Welcome to Never Fail, a weekly column where we wax poetic about the recipes that never, ever let us down.

Let me the set the scene. It was a couple of weeks ago, a blazing 90 degrees outside, and even hotter on the top floor of my building, which is where my apartment happens to be. And I decided to turn my oven on.

Why, in god’s name, would you do such a thing?, you might be thinking. Lucky for you, I have a very good answer: this Rhubarb-Almond Cake.

See, I had found the most beautiful rhubarb stalks at the farmers’ market the week before and, as any good impulse-shopper would, I bought them with no set idea of what I would do with them. By the time I found the motivation to use them, the stalks were teetering on the edge of going bad, and so I pulled out this old recipe by then BA food editor, now BA contributor, Alison Roman. (Yeah, that Alison Roman, the one with The Cookies.)

An Inventive Easter Dessert: Rhubarb-Almond Cake

I had made this cake a few years before to bring to a dinner party, but didn’t end up getting to eat much of it because my friends devoured it pretty much immediately—a good sign if I’ve ever seen one. (Bonus: I had everything I needed to make the thing in my pantry.)

So I warned my roommate to go into her room, turn on her AC, and close the door—I swear I’m a very good roommate!!!—and then I got to work.

rhubarb

Just look at that color.

The cake batter came together quickly. First I prepped my rhubarb, chopping most of it up into bite-sized pieces and reserving some whole stalks to decorate the top. Then I mixed together all my dry ingredients. The recipe calls for blanched almonds that are ground up in a food processor, but I used already-ground almond flour, which you can find pretty much everywhere (and makes for fewer dishes).

Then I beat together butter, sugar, and the seeds from one vanilla bean in my food processor until it was super light and fluffy. (I haven’t tried it, but I imagine you can do this with a handheld beater as well.) In went a couple of eggs, the dry ingredients, and finally the sour cream (which, for the record, can also be swapped with full-fat yogurt), until it all came together to form a thick, gloppy batter, the kind that makes you want to eat it all raw with your hands (just me?).

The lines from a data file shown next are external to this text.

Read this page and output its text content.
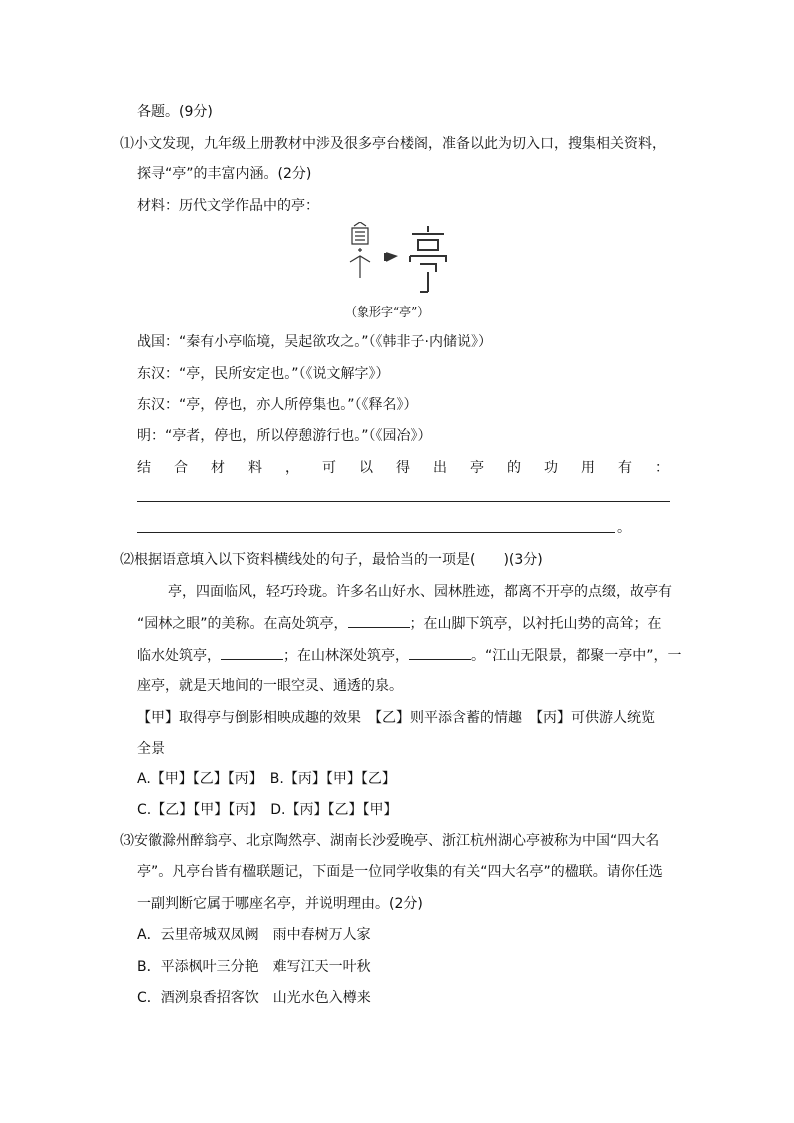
各题。(9分)
⑴小文发现，九年级上册教材中涉及很多亭台楼阁，准备以此为切入口，搜集相关资料，
探寻“亭”的丰富内涵。(2分)
材料：历代文学作品中的亭：
（象形字“亭”）
战国：“秦有小亭临境，吴起欲攻之。”（《韩非子·内储说》）
东汉：“亭，民所安定也。”（《说文解字》）
东汉：“亭，停也，亦人所停集也。”（《释名》）
明：“亭者，停也，所以停憩游行也。”（《园冶》）
结 合 材 料 ， 可 以 得 出 亭 的 功 用 有 ：
。
⑵根据语意填入以下资料横线处的句子，最恰当的一项是(　　)(3分)
亭，四面临风，轻巧玲珑。许多名山好水、园林胜迹，都离不开亭的点缀，故亭有
“园林之眼”的美称。在高处筑亭，	；在山脚下筑亭，以衬托山势的高耸；在
临水处筑亭，	；在山林深处筑亭，	。“江山无限景，都聚一亭中”，一
座亭，就是天地间的一眼空灵、通透的泉。
【甲】取得亭与倒影相映成趣的效果　【乙】则平添含蓄的情趣　【丙】可供游人统览
全景
A.【甲】【乙】【丙】　B.【丙】【甲】【乙】
C.【乙】【甲】【丙】　D.【丙】【乙】【甲】
⑶安徽滁州醉翁亭、北京陶然亭、湖南长沙爱晚亭、浙江杭州湖心亭被称为中国“四大名
亭”。凡亭台皆有楹联题记，下面是一位同学收集的有关“四大名亭”的楹联。请你任选
一副判断它属于哪座名亭，并说明理由。(2分)
A．云里帝城双凤阙　雨中春树万人家
B．平添枫叶三分艳　难写江天一叶秋
C．酒洌泉香招客饮　山光水色入樽来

I then folded in the chopped rhubarb, spooned the batter into a buttered and sugared tart pan, placed the reserved rhubarb on top, sprinkled some extra sugar over it for good measure, and popped it into the oven. What emerged a little more than an hour later was so beautiful that suddenly all the sweating I had done that afternoon felt completely worth it—golden brown and crackly, with those dramatic ruby stalks sinking in just so, I nearly gasped with pleasure.

That cake lived on my counter for a couple days as I slowly chipped away at it. I shared a few pieces with a friend over a glass of afternoon wine while it was still slightly warm from the oven. The next morning I ate a slice for breakfast. And then dessert. Not that slowly, but definitely surely, it disappeared, somehow feeling just right at every time of day, the little black dress of cakes. Not too sweet, not too tart, the perfect tender crumb studded with beautiful little pockets of soft, sweet fruit.

Needless to say, I was still dreaming about this cake a week later. The only problem? There was no rhubarb in sight—not at the grocery store, not at the farmers’ market, and certainly not in my crisper. But I had peaches that needed using, so I subbed them in, and it came out beautifully. I plan on trying it with apricots ASAP— they’re looking mighty fine at the market these days—and then maybe Italian plums later in the season. The point is, this cake is officially in my summer rotation, even if it turns my already-hot apartment into a literal sauna. It’s just that good.